Texas Court of Criminal Appeals

State v. Arizmendi

No. PD-0623-16                5/17/17


Are the ruling and testimony from a co-defendant’s suppression hearing “new evidence” for the basis of a motion for new trial?


No. A trial court’s ruling on a motion to suppress in a related case is not “evidence” in the context of a newly-discovered-evidence claim. While testimony from the hearing is evidence, the defendant could have sought out the arresting officer or the police report before accepting the plea deal. This evidence was available to the defense, and failure to obtain it was due to a lack of diligence. Read opinion.

Concurrence (Hervey, J.):

A motion-for-new-trial waiver should be treated like a post-conviction habeas waiver and not be enforced when the allegation is that of an involuntary plea. Read opinion.

Concurrence (Newell, J.):

The Court should hold that granting a new trial “in the interest of justice” simply refers to the trial court’s power or authority to grant a new trial and is not an independent legal basis for granting it. Read opinion.

Dissent (Alcala, J.):

The trial court did not abuse its discretion by granting the defendant a new trial. The record established that the guilty plea was involuntary due to her attorney’s ineffectiveness. Although this legal theory was not included in writing in the motion for new trial, the State failed to preserve this complaint because it did not obtain an adverse ruling. Alternatively, the trial court retains inherent authority to consider an untimely basis for granting a new trial. Read opinion.


This opinion may come in handy because it is not uncommon for the second or third defendant in a multi-defendant case to end up with a “better deal” for one reason or another—here, by winning a motion to suppress. In a nutshell, the fact that another defendant won a motion to suppress is not grounds for an earlier pleading defendant to get a new trial. Judge Newell’s concurrence is interesting because it points out that the Texas Supreme Court has similar precedent based on similar policies. The only way a defendant should win in this situation is if her trial lawyer was ineffective for failing to file a motion to suppress. But even that claim may not succeed if the decision to forego the motion to suppress was a reasonable tactical decision, which seems to be the case here.

Texas Courts of Appeals

Fisher v. State

No. 14-16-00108-CR         5/11/17


Is a photographic lineup impermissibly suggestive when the suspect is wearing clothing matching the description given by the victim?


No. All the photos in the lineup showed subjects with similar age, skin tones, facial features, and hairstyles. The fact that the defendant was the only subject wearing a red hoodie as described by the victim is not clear and convincing evidence that the lineup was impermissibly suggestive. Read opinion.
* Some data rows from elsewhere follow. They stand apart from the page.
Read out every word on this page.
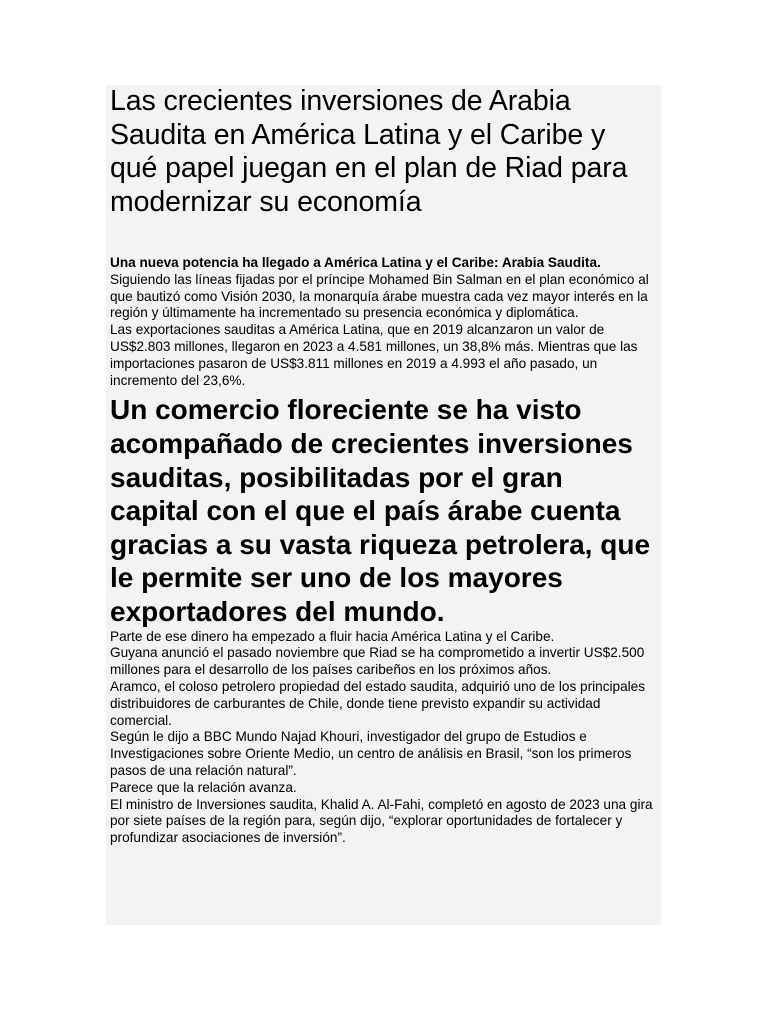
Las crecientes inversiones de Arabia Saudita en América Latina y el Caribe y qué papel juegan en el plan de Riad para modernizar su economía

Una nueva potencia ha llegado a América Latina y el Caribe: Arabia Saudita.

Siguiendo las líneas fijadas por el príncipe Mohamed Bin Salman en el plan económico al que bautizó como Visión 2030, la monarquía árabe muestra cada vez mayor interés en la región y últimamente ha incrementado su presencia económica y diplomática.

Las exportaciones sauditas a América Latina, que en 2019 alcanzaron un valor de US$2.803 millones, llegaron en 2023 a 4.581 millones, un 38,8% más. Mientras que las importaciones pasaron de US$3.811 millones en 2019 a 4.993 el año pasado, un incremento del 23,6%.

Un comercio floreciente se ha visto acompañado de crecientes inversiones sauditas, posibilitadas por el gran capital con el que el país árabe cuenta gracias a su vasta riqueza petrolera, que le permite ser uno de los mayores exportadores del mundo.

Parte de ese dinero ha empezado a fluir hacia América Latina y el Caribe.

Guyana anunció el pasado noviembre que Riad se ha comprometido a invertir US$2.500 millones para el desarrollo de los países caribeños en los próximos años.

Aramco, el coloso petrolero propiedad del estado saudita, adquirió uno de los principales distribuidores de carburantes de Chile, donde tiene previsto expandir su actividad comercial.

Según le dijo a BBC Mundo Najad Khouri, investigador del grupo de Estudios e Investigaciones sobre Oriente Medio, un centro de análisis en Brasil, “son los primeros pasos de una relación natural”.

Parece que la relación avanza.

El ministro de Inversiones saudita, Khalid A. Al-Fahi, completó en agosto de 2023 una gira por siete países de la región para, según dijo, “explorar oportunidades de fortalecer y profundizar asociaciones de inversión”.
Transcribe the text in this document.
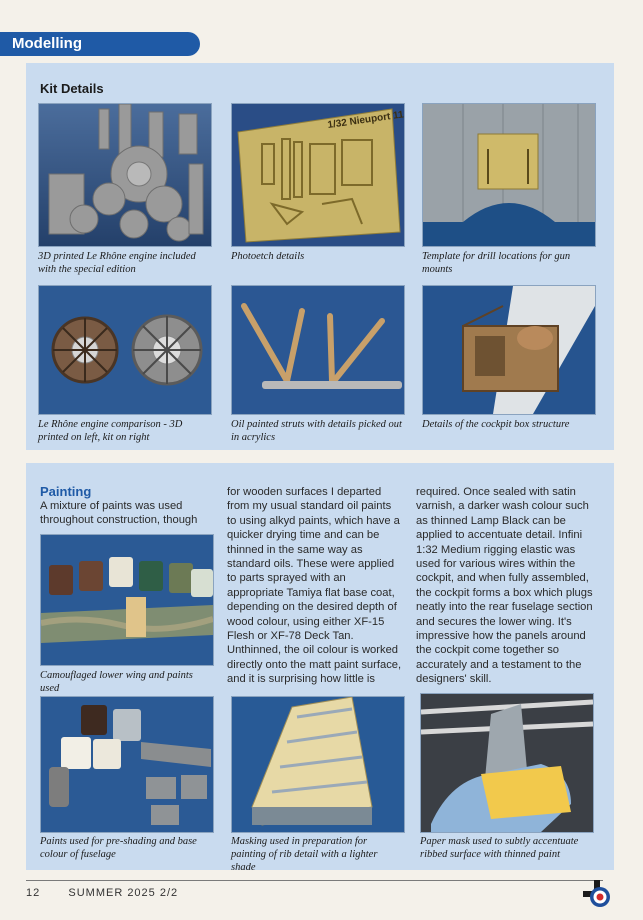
Modelling
Kit Details
3D printed Le Rhône engine included with the special edition
1/32 Nieuport 11
Photoetch details	Template for drill locations for gun mounts
Le Rhône engine comparison - 3D printed on left, kit on right
Oil painted struts with details picked out in acrylics
Details of the cockpit box structure
Painting
A mixture of paints was used throughout construction, though
Camouflaged lower wing and paints used
for wooden surfaces I departed from my usual standard oil paints to using alkyd paints, which have a quicker drying time and can be thinned in the same way as standard oils. These were applied to parts sprayed with an appropriate Tamiya flat base coat, depending on the desired depth of wood colour, using either XF-15 Flesh or XF-78 Deck Tan. Unthinned, the oil colour is worked directly onto the matt paint surface, and it is surprising how little is
required. Once sealed with satin varnish, a darker wash colour such as thinned Lamp Black can be applied to accentuate detail. Infini 1:32 Medium rigging elastic was used for various wires within the cockpit, and when fully assembled, the cockpit forms a box which plugs neatly into the rear fuselage section and secures the lower wing. It's impressive how the panels around the cockpit come together so accurately and a testament to the designers' skill.
Paints used for pre-shading and base colour of fuselage
Masking used in preparation for painting of rib detail with a lighter shade
Paper mask used to subtly accentuate ribbed surface with thinned paint
12	SUMMER 2025 2/2
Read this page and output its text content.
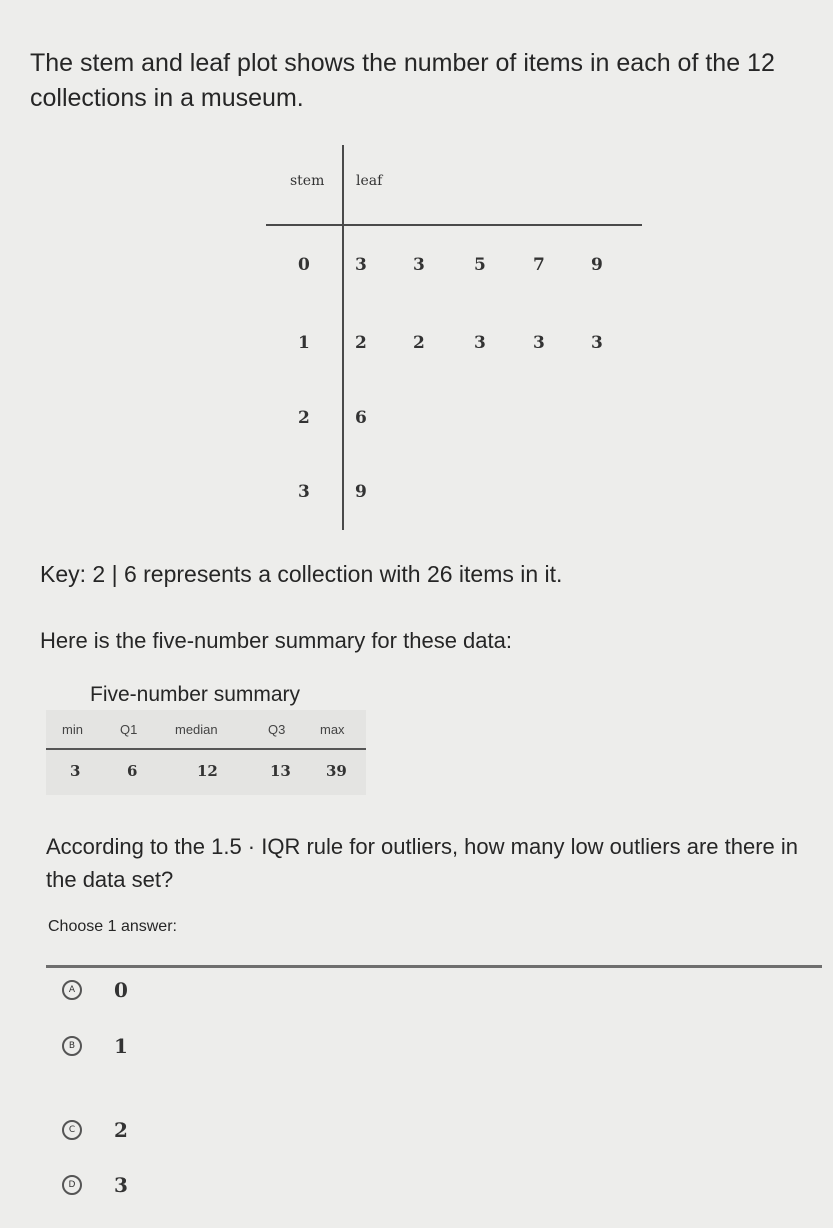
The stem and leaf plot shows the number of items in each of the 12 collections in a museum.
stem leaf
0	3	3	5	7	9
1	2	2	3	3	3
2	6
3	9
Key: 2 | 6 represents a collection with 26 items in it.
Here is the five-number summary for these data:
Five-number summary
min	Q1	median	Q3	max
3	6	12	13 39
According to the 1.5 · IQR rule for outliers, how many low outliers are there in the data set?
Choose 1 answer:
A	0
B	1
C	2
D	3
Good procedures at your jail can ensure that the photos used in lineups aren’t subject to attack this way. The modern trend seems to be the use of a towel or smock to ensure that witnesses don’t fixate on the shirt worn by the suspect. While this lineup was upheld, be cautious of how clothing in the photos could affect admissibility.

Gonzalez v. State

No. 01-15-00902-CR         5/16/17


Does CCP Article 39.15 violate a defendant’s right to confront juvenile witnesses?
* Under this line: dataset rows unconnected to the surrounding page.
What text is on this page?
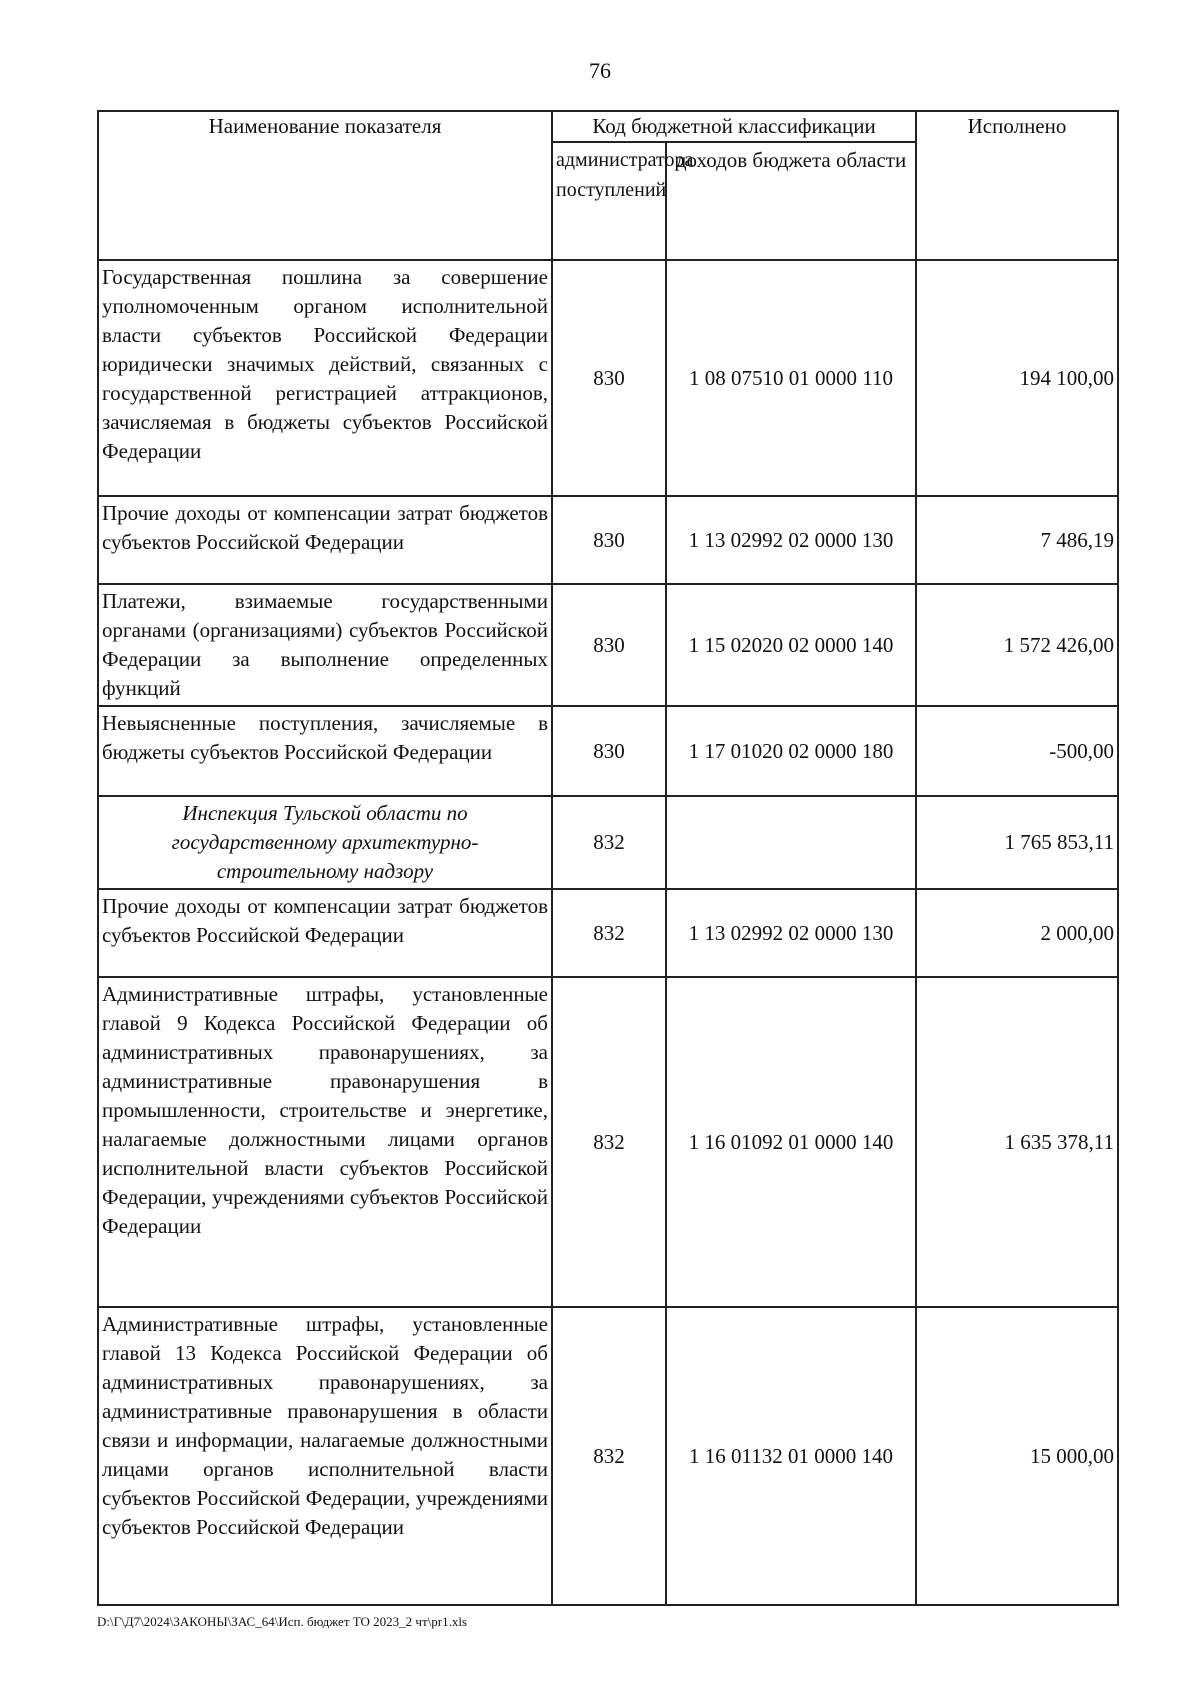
76
Наименование показателя	Код бюджетной классификации		Исполнено
	администратора поступлений	доходов бюджета области	
Государственная пошлина за совершение уполномоченным органом исполнительной власти субъектов Российской Федерации юридически значимых действий, связанных с государственной регистрацией аттракционов, зачисляемая в бюджеты субъектов Российской Федерации	830	1 08 07510 01 0000 110	194 100,00
Прочие доходы от компенсации затрат бюджетов субъектов Российской Федерации	830	1 13 02992 02 0000 130	7 486,19
Платежи, взимаемые государственными органами (организациями) субъектов Российской Федерации за выполнение определенных функций	830	1 15 02020 02 0000 140	1 572 426,00
Невыясненные поступления, зачисляемые в бюджеты субъектов Российской Федерации	830	1 17 01020 02 0000 180	-500,00
Инспекция Тульской области по государственному архитектурно-строительному надзору	832		1 765 853,11
Прочие доходы от компенсации затрат бюджетов субъектов Российской Федерации	832	1 13 02992 02 0000 130	2 000,00
Административные штрафы, установленные главой 9 Кодекса Российской Федерации об административных правонарушениях, за административные правонарушения в промышленности, строительстве и энергетике, налагаемые должностными лицами органов исполнительной власти субъектов Российской Федерации, учреждениями субъектов Российской Федерации	832	1 16 01092 01 0000 140	1 635 378,11
Административные штрафы, установленные главой 13 Кодекса Российской Федерации об административных правонарушениях, за административные правонарушения в области связи и информации, налагаемые должностными лицами органов исполнительной власти субъектов Российской Федерации, учреждениями субъектов Российской Федерации	832	1 16 01132 01 0000 140	15 000,00
D:\Г\Д7\2024\ЗАКОНЫ\ЗАС_64\Исп. бюджет ТО 2023_2 чт\pr1.xls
No. Article 39.15 allows the defendant, his counsel, and any expert witnesses “ample opportunity” to review the evidence in question. It does not prevent the defense from confronting juvenile accusers regarding their motivation or bias in testifying, nor does it prevent bringing up inconsistencies between prior statements and testimony at trial. Read opinion.


A moderately helpful, but long, opinion. In a nutshell, because lawyers with access to the forensic videos can confront and impeach the victims and witnesses, the rule prohibiting copying the forensic videos does not violate the confrontation clause.